Übrigens hat unsere junge Autorin Darja Benert in ihrem Beitrag in “Berlin.Berega” N2/2017 darüber geschrieben. Sie verwendet den Begriff „Interkulturelle Literatur” als Gegensatz zur veralteten „Migrationsliteratur”. Ihrer Meinung nach wenden die neuen “interkulturellen” Autoren sich regionalen und lokalen Themen zu. Im Fokus stehen dann konkrete Städte, Bezirke und Orte – sie sind nicht nur ein Hintergrund, sondern auch wichtige Teile von Sujets. Das fühle ich selbst auch als Autor.
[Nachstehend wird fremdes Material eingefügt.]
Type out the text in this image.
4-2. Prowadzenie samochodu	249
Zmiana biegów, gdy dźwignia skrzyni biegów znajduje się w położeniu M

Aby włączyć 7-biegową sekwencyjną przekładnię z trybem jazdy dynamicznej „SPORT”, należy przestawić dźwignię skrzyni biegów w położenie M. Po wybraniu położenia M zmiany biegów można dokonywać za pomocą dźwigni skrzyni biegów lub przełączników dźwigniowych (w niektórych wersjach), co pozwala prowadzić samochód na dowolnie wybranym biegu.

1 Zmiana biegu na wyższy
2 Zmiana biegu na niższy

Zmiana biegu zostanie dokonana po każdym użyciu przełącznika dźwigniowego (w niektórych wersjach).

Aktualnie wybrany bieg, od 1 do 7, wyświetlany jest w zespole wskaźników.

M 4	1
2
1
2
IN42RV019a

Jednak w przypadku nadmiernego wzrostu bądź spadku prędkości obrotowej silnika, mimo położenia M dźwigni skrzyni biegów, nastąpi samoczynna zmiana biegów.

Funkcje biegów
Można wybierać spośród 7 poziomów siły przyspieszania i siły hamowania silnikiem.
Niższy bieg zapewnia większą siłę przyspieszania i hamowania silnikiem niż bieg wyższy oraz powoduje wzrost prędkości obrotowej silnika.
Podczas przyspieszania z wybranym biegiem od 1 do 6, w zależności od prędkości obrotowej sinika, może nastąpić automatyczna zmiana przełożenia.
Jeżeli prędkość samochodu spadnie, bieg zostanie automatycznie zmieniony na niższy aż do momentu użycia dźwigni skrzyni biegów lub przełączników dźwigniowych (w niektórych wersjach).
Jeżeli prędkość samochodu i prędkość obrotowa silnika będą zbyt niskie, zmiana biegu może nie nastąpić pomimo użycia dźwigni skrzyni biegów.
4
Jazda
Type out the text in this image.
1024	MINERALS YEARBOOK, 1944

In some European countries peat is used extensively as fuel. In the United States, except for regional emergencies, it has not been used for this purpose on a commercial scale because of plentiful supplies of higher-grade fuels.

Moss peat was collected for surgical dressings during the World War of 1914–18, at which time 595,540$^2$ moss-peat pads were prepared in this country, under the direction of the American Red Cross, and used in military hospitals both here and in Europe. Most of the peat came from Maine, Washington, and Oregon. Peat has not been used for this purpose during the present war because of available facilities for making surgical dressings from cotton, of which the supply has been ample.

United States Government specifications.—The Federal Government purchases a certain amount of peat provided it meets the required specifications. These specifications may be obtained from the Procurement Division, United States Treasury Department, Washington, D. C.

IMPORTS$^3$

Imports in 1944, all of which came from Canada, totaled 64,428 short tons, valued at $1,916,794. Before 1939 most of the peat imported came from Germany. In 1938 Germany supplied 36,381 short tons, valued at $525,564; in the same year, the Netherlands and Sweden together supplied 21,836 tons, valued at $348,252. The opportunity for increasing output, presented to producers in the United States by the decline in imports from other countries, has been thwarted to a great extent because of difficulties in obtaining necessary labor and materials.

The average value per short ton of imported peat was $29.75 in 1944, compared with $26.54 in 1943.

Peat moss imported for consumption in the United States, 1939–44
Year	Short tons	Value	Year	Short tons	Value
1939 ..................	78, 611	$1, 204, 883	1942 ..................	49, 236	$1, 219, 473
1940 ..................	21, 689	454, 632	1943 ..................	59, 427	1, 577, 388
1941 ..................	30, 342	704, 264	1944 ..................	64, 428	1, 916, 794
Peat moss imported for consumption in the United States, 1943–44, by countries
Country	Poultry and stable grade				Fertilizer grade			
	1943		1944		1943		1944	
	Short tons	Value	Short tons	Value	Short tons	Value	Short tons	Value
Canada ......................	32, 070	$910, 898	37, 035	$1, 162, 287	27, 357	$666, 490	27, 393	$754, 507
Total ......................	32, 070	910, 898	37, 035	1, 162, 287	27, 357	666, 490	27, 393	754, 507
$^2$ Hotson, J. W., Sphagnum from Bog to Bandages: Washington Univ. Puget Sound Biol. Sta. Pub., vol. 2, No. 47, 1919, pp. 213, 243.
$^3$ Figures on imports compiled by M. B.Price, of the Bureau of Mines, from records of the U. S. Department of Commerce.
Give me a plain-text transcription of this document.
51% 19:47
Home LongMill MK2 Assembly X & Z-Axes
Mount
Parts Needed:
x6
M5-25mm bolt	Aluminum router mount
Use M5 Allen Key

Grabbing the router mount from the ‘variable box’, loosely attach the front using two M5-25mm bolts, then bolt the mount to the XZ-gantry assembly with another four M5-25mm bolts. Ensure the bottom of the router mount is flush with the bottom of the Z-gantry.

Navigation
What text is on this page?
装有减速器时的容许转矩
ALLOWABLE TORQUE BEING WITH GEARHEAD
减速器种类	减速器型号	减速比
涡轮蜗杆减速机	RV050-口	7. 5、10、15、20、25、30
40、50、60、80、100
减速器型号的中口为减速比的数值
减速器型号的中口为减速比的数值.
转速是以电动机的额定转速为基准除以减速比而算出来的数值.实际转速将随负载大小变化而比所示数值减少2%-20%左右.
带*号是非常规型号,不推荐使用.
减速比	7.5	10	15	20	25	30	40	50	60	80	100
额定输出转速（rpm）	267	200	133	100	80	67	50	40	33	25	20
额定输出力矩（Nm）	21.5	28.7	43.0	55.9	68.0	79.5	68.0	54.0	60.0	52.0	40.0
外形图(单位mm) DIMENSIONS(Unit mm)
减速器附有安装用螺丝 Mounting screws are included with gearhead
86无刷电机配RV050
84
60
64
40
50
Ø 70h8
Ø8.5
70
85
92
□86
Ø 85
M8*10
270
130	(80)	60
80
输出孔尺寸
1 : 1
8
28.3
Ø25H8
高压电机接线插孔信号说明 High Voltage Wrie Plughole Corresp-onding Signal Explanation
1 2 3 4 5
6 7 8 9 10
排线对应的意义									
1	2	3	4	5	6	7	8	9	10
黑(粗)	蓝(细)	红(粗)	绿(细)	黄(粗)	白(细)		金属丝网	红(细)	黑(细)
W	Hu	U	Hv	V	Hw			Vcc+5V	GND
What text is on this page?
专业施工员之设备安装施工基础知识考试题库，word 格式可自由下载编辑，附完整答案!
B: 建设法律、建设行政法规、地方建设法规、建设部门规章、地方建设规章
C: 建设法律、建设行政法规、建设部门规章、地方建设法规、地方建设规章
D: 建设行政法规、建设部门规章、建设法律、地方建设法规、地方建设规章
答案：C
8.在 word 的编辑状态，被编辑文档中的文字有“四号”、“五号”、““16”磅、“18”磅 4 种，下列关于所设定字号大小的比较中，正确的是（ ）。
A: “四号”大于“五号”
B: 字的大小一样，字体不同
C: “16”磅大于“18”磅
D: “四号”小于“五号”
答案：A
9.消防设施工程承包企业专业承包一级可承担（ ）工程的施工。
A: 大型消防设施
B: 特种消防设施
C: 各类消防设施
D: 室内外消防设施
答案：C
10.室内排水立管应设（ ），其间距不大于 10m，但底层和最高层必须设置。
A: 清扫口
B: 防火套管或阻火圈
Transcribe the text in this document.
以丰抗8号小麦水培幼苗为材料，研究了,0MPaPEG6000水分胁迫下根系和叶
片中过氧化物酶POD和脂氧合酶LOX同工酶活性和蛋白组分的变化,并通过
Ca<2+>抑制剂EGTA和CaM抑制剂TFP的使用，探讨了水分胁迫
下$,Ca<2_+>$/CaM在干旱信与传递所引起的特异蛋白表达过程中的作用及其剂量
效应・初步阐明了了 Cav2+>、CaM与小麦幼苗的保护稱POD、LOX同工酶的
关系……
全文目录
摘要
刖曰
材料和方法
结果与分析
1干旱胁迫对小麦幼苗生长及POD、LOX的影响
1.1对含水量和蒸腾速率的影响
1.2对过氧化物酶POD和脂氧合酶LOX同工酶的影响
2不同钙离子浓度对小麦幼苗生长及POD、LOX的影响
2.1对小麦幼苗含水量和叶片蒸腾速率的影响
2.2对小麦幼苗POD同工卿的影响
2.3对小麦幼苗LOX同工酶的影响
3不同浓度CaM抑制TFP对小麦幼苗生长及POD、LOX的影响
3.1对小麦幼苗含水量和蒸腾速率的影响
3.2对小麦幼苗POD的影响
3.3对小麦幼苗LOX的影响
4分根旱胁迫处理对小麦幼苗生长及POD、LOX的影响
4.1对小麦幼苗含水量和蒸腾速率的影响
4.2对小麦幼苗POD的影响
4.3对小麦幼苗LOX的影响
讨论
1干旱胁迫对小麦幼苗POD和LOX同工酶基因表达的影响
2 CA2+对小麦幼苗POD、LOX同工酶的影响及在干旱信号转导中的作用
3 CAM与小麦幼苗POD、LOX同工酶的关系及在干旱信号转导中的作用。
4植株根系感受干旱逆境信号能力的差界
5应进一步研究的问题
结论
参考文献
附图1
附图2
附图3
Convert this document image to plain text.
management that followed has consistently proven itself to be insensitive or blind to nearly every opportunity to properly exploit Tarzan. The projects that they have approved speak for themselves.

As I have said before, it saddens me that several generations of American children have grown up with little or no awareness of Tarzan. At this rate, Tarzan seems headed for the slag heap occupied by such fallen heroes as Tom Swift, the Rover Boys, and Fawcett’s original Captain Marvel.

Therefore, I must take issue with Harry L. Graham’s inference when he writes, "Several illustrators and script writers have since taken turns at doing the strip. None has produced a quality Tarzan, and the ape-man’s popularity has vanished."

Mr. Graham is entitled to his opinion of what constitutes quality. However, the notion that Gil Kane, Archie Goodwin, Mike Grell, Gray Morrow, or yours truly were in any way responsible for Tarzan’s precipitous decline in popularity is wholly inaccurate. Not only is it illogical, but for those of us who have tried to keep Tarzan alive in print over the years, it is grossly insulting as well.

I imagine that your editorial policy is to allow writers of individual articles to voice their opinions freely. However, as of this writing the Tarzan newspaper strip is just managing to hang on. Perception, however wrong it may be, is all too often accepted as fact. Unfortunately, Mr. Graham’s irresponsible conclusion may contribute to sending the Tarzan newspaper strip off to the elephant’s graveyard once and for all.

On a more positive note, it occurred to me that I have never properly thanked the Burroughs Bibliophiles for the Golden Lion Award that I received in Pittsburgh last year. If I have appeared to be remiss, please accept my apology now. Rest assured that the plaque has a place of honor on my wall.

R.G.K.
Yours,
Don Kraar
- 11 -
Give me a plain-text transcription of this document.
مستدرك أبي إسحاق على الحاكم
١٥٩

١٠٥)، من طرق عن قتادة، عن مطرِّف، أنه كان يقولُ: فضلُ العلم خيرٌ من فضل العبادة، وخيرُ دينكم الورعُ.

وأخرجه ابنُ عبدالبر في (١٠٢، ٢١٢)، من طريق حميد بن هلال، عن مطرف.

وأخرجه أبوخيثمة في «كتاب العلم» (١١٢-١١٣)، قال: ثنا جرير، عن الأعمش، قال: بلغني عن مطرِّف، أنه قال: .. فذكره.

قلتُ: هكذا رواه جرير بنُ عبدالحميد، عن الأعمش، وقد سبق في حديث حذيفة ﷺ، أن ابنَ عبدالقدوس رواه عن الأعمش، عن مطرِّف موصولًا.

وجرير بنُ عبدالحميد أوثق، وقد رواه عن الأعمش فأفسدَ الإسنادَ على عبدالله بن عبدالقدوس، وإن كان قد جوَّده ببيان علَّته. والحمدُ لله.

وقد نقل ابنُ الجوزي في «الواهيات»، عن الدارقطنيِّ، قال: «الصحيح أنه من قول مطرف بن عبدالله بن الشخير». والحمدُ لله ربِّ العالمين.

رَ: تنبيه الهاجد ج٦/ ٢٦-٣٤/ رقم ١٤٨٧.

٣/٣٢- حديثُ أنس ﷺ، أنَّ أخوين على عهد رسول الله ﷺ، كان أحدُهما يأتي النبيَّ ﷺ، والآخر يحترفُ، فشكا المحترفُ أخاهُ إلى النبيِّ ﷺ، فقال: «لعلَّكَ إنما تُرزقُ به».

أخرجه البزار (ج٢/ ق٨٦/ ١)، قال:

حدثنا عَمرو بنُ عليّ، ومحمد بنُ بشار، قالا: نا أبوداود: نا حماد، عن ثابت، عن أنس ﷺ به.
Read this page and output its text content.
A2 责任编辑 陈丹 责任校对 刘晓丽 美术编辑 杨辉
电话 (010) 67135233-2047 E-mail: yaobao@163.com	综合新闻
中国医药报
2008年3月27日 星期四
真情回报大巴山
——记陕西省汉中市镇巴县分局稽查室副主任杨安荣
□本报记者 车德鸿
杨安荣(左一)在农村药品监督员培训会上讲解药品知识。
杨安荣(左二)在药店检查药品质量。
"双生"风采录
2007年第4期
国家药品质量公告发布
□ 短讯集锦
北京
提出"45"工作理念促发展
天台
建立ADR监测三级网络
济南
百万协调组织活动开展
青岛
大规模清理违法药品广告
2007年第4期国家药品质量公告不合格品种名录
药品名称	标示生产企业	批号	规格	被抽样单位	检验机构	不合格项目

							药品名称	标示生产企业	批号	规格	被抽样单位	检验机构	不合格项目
Was können wir tun, um ausländische Autoren mehr ins Licht der deutschen Literaturöffentlichkeit zu rücken?

Ganz einfach: mehr Aufmerksamkeit. Das große Hindernis ist, dass ausländische Autoren nicht auf Deutsch schreiben. Um die Autoren ins Licht zu rücken, müssen ihre Werke ins Deutsche übersetzt werden. Dafür braucht man aber viel Geld, Zeit und Ausdauer. Die anderen Möglichkeiten sind Interviews, Beiträge, Besprechungen, Podiumsgespräche, …

Was können Sie uns zur neuesten Ausgabe des Berlin.Berega Magazins erzählen? Wo und wann ist sie erhältlich?

Wie üblich geben wir verschiedene Gedichte, Erzählungen und Beiträge heraus. Ich möchte besonders zwei Texte hervorheben: die für uns geschriebene Erzählung von Olga Breininger, die in Russland eine sehr populäre Schriftstellerin ist, und die russische Übersetzung der Erzählung “Liebe auf Israelisch” von Maxim Biller, begleitet von einem Interview mit der Übersetzerin Olga Radetzkaja.
Der schnellste und einfachste Weg zur neuesten Ausgabe ist eine Internet-Bestellung. Über unsere Webseite kann man in ein paar Tagen das gewünschte Heft bekommen.

Herzlichen Dank an Grigorii Arosev und die Berlin.Berega Redaktion!